To make a cpp file or winform file in a project you just click on it. I thought that it would include hlsl files in this way. It seems odd to have to rename a text file every time I want an hlsl file. Being that it is just a text file I can see the logic in the way its done. Further, I cant see why changing the vs and ps files in InitializeShader(device, hwnd, L"../Engine/color.vs", L"../Engine/color.ps") to InitializeShader(device, hwnd, L"../Engine/colorvs.txt", L"../Engine/colorps.txt") wouldn't work. So its really not a big issue, just a curiosity about work flow.

Edit: Im not using XNA. Just c++ and directx so far. I want to understand whats going on at a fairly basic level so using XNA would be a little counter productive in that respect.
Yeah, the "vs" and "ps" extensions aren't a forced convention - you can choose to name them whatever you want. I personally write multiple vertex and pixel shaders in the same file (with different entry -points), and use "hlsl" for the file extension.

In larger projects, like a "real" game engine, you don't treat shader files in the same way that you treat CPP/H files --- they're more like a game asset / data-file.

i.e. you treat them the same way that you treat a level file, or a model, or an animation, or a texture -- you don't add those kinds of assets to your visual studio solution file.
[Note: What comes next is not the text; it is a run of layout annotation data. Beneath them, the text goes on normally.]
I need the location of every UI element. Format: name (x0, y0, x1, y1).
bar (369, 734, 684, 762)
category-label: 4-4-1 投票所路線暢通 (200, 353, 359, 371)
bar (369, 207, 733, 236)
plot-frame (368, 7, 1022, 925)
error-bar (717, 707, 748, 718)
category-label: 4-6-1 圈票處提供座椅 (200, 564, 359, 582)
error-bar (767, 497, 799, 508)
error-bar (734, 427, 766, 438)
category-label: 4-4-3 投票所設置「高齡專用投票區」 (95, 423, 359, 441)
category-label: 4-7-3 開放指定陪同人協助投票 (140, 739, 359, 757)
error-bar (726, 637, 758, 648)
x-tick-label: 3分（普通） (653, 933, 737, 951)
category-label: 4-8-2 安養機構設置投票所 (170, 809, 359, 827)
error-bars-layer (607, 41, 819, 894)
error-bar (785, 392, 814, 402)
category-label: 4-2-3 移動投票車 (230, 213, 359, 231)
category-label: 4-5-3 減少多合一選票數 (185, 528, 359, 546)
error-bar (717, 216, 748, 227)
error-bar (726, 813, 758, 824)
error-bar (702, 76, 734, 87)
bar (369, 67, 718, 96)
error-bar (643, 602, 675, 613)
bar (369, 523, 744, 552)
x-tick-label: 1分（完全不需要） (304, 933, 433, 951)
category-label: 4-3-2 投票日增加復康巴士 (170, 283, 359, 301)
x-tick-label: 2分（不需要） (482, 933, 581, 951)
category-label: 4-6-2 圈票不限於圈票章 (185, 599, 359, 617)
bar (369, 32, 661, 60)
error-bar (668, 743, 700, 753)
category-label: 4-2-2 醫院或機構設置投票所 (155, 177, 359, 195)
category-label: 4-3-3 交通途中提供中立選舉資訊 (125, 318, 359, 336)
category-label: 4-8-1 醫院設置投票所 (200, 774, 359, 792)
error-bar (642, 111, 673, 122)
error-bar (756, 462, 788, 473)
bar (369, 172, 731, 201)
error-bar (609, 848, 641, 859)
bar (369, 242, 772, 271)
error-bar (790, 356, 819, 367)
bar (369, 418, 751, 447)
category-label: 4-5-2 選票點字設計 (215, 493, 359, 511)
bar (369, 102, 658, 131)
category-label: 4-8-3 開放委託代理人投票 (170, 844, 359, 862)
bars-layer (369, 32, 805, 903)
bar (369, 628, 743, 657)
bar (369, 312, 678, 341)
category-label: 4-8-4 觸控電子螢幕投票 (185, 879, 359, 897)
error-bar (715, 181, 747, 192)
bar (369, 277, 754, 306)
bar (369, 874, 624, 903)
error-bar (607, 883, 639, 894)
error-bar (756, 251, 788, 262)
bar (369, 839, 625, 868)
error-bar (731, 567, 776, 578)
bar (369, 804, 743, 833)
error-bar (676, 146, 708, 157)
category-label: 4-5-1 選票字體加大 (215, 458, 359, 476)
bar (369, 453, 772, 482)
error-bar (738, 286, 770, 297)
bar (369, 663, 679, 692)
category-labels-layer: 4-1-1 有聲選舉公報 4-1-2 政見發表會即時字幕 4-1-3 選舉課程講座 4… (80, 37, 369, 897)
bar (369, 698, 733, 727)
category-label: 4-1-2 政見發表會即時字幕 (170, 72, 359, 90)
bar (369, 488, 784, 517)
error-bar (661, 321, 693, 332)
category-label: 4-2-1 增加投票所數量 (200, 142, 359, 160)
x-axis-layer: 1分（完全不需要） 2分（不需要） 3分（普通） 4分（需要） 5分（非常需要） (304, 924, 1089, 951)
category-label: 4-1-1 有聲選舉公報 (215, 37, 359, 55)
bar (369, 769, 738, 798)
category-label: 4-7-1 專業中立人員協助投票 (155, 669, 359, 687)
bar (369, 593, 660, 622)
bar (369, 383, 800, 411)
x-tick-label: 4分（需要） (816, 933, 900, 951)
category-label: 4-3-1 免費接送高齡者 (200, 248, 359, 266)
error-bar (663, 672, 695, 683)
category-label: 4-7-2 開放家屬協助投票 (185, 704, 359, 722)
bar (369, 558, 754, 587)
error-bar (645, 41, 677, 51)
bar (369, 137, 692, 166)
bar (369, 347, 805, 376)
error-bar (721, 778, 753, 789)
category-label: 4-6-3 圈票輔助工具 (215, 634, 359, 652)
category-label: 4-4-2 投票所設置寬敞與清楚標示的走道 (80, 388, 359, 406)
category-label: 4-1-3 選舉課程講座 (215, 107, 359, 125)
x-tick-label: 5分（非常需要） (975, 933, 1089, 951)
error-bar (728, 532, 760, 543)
For example, at work I have a directory of HLSL source-code. Our asset build pipeline (which does things like convert COLLADA models into our engine's native format for model files) then uses the [font="Lucida Console"]fxc[/font] program (which comes with the DX SDK) to compile the HLSL source files into binary shaders, which are then copied into the game's data directory, which is then packaged up into a big ZIP file.
This is a completely different work-flow for us than the way we deal with C++ (or Lua, etc) code.
Ohh ok, that makes sense. Working from a tutorial on basics leaves important bits like that out.